- Race by Nirmala Erevelles
- This essay is about the direct connection people make between the experience of people of color and the experience of people with disability. Erevelles walks the reader through the pros and cons of this. The author’s argument is that essentially by saying ‘disability is like race’ people are trying to push disability into a broader social recognition as a political minority. Erevelles continues to explain how this has assisted the Disability Rights Movement in moving forward but at the same time created violent and oppressive overtones for disability. She then comes to a conclusion, “Thus, more robust and complex analyses of race and disability are necessary for us to move beyond the initial conceptual space of analogy.” (Erevelles, 148).

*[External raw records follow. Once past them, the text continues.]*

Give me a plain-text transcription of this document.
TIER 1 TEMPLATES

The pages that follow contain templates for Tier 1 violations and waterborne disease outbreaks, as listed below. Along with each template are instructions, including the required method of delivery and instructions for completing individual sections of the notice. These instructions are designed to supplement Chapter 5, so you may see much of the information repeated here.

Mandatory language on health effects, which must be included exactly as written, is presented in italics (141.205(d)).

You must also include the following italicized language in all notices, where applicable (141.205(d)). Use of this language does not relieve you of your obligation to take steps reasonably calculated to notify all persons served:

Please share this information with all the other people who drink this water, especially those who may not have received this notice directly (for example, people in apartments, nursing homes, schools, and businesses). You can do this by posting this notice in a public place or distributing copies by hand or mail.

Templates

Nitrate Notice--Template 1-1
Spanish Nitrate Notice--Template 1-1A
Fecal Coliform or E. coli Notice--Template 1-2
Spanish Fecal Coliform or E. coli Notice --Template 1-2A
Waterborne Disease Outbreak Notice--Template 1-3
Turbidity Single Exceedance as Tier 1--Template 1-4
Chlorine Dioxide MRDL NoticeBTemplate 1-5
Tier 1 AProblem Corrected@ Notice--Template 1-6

- I found this essay intriguing, especially as a person of color. I thought it was interesting how the history of disability and race lined up in some ways. For example, Erevelles writes, “They were transformed into spectacles for popular consumption and economic profit” (Erevelles, 146). The best example I can think of this is circuses, originally the circus was a compiled group of ‘freaks’ from around the world. These so-called freaks were people of color and people with disability, put on stage for people to make fun of or laugh at, even sexualizes, so others could make money. I understand why disability and race should not be made a direct analogy, in my mind it belittles both group’s experiences, but I do see how making connections like this help us empathize, learn, and understand each other further. I think another thing that stood out to me was the fact that institutions mix race and disability into one big category, specifically in schools. Erevelles writes, “Special education classes became the spaces where African American and Latino students were ghettoized” (Erevelles, 147). This was something I could connect to because people with color and disability were immediately grouped into the special education classes, and that is one thing that I experienced throughout my life that I look back on now and see as problematic.